In an interview with the Mirror, Logan praised Davies for her comments regarding trans athletes.

‘[She] has been very vocal, she’s been on a lot of TV shows and talked about it a lot on her social media,’ Logan said.

‘As with a lot of female athletes, she’s had a lot of abuse, a lot of criticism from the transgender community who are very upset that she has spoken out.

‘I think we need to protect women’s sport, that’s why I think it’s good what Sharron Davies is doing at the moment, in terms of talking about it.

‘We’re dealing with science here. This is not about attacking a community. It’s about saying: how can we make this a fair place for women to compete?’ Logan added.

Earlier this month, Davies had said that a number of fellow female athletes also felt there should be restrictions for trans athletes, though she claimed many were afraid to speak out.

‘Every single woman athlete I’ve spoken to, and I have spoken to many, all of my friends in international sports, understand and feel the same way as me,’ Davies told BBC Sport.

Navratilova has received considerable backlash for comments from trans rights supporters.

In February she tweeted that it was ‘unthinkable’ that trans athletes could compete in women’s competitions.

The tennis star, who has campaigned for gay rights for decades, was also dropped by athletics group, Athlete Ally. The group said Navratilova’s comments ‘perpetuate dangerous myths’ on trans issues.

‘Not elite sport’ 

Similar sentiments were echoed by Radcliff on BBC Five Live on Friday.

‘There are absolutely probably hundreds of transgenders who want to take part in sport for all of the other benefits that it brings,’ Radcliff said.

‘And all we’re saying is: ‘That’s fine, but not elite sport.’

Earlier this month Radcliff had also warned that there could be a ‘manipulation’ of the rules of top-level sports if rules for trans athletes were not tighttened.

Dr Racheal Mckinnon, a world champion cyclist and trans rights advocate, hit back at Radcliff’s comments.

Speaking to PinkNews, Mckinnon said: ‘Paula continues to ignore facts: trans women are legally female [and] trans women have been permitted to compete in Olympic-eligible sports since October 2003.

‘In the Olympic Games, since 2004, there have been over 52,000 Olympians and not a single trans person has ever qualified, let alone won a medal.

‘The very idea that we must ‘protect’ cis women’s—or ‘female’—sport from trans women, who are legally female, too, is an irrational fear of trans women, which is the dictionary definition of transphobia.’

Mickinnon also condemned Radcliff’s comments on BBC Breackfast, accusing the BBC of giving a platform to transphobia.

Polarising issue 

The debate surrounding trans athletes representation in sports has become increasingly polarising in recent years.
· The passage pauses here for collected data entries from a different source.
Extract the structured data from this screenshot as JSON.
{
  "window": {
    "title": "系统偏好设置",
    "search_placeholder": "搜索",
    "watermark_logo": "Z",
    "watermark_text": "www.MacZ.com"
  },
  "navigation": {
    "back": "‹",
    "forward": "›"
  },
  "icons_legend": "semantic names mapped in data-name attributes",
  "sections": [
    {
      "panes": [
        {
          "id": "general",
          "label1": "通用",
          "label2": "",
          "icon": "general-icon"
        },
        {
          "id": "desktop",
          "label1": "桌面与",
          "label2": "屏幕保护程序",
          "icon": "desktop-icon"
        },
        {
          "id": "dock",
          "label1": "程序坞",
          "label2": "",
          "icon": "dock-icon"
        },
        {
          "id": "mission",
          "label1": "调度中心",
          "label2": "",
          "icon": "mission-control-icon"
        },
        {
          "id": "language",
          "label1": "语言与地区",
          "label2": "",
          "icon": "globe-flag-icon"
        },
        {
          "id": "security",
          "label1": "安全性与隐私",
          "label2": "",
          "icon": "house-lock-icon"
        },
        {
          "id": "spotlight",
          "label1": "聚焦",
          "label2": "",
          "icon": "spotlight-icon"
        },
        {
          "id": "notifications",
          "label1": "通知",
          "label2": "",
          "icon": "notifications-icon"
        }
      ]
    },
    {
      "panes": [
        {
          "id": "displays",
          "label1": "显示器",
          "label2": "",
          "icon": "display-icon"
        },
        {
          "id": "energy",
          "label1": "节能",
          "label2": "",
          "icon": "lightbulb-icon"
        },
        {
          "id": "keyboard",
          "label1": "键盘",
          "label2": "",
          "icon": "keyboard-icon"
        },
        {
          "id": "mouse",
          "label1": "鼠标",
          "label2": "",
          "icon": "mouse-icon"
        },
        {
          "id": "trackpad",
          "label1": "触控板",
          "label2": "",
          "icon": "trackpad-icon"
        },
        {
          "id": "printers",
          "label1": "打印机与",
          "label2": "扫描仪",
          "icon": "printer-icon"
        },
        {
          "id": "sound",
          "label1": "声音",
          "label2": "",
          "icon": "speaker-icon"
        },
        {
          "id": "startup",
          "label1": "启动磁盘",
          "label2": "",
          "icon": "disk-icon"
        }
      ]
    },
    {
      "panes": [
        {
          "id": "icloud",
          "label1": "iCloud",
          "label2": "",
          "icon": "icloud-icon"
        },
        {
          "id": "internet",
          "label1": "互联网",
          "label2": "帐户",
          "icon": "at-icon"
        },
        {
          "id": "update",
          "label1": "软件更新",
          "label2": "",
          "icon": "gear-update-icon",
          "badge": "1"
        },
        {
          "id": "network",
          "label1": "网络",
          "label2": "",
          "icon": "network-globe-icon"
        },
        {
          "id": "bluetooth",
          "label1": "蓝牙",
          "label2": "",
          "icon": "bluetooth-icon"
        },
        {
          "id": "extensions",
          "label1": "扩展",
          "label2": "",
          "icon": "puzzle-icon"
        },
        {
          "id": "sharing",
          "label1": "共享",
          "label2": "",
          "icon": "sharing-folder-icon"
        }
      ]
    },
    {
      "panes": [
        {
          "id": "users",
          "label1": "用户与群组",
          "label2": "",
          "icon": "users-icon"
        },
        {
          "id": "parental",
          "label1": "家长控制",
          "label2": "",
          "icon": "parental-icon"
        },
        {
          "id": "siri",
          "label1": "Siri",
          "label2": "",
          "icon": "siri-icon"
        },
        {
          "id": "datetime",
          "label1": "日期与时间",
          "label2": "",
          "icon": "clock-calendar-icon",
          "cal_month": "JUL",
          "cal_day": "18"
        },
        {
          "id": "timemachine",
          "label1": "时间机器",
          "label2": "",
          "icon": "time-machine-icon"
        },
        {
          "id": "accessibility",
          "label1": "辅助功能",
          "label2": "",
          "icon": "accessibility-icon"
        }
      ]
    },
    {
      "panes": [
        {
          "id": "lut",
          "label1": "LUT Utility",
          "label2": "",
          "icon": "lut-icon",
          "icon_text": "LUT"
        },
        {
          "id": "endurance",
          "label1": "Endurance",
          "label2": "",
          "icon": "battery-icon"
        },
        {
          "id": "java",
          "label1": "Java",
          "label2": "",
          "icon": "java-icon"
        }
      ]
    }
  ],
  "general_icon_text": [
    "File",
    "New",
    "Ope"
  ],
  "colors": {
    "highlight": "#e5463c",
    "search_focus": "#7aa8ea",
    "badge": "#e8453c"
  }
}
Critics have maintained that because some trans women have an advantage over cisgendered women because they have larger bodies.
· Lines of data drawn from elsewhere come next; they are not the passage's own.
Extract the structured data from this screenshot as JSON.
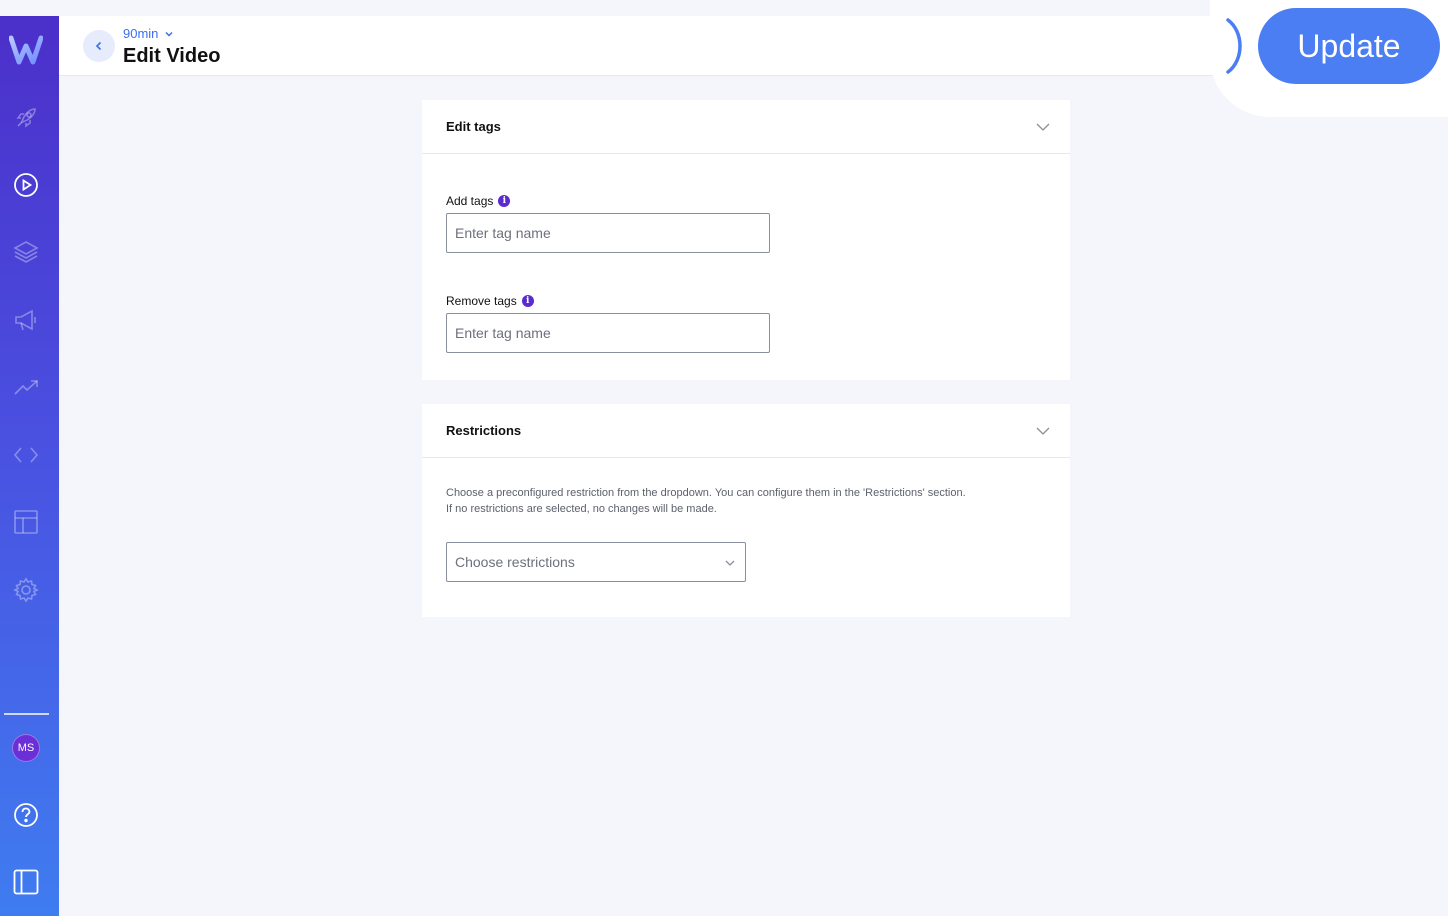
{
  "header": {
    "project": "90min",
    "title": "Edit Video"
  },
  "actions": {
    "update_label": "Update"
  },
  "sidebar": {
    "items": [
      {
        "icon": "rocket-icon"
      },
      {
        "icon": "play-circle-icon",
        "active": true
      },
      {
        "icon": "layers-icon"
      },
      {
        "icon": "megaphone-icon"
      },
      {
        "icon": "trending-up-icon"
      },
      {
        "icon": "code-icon"
      },
      {
        "icon": "layout-icon"
      },
      {
        "icon": "gear-icon"
      }
    ],
    "user_initials": "MS",
    "help_icon": "help-circle-icon",
    "panel_icon": "sidebar-panel-icon"
  },
  "edit_tags": {
    "title": "Edit tags",
    "add_label": "Add tags",
    "add_placeholder": "Enter tag name",
    "remove_label": "Remove tags",
    "remove_placeholder": "Enter tag name"
  },
  "restrictions": {
    "title": "Restrictions",
    "help_line1": "Choose a preconfigured restriction from the dropdown. You can configure them in the 'Restrictions' section.",
    "help_line2": "If no restrictions are selected, no changes will be made.",
    "select_placeholder": "Choose restrictions"
  },
  "colors": {
    "accent": "#4a7ef2",
    "info": "#5b2bd1",
    "sidebar_top": "#4b2fc9",
    "sidebar_bottom": "#3f7cf0"
  }
}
However, medical tests have shown that this is not always the case, particularly in sports requiring speed and agility.

Additionally, experts have said that trans women who regularly take estrogen do not have an advantage.

Trans rights advocates have also pointed out how few trans world champions there are.

In 2016, the International Olympic Committee (IOC) began allowing athletes who are transitioning from male to female to participate without restriction.

IOC rules state that those transitioning must maintain their testosterone levels below a certain level for at least 12 months.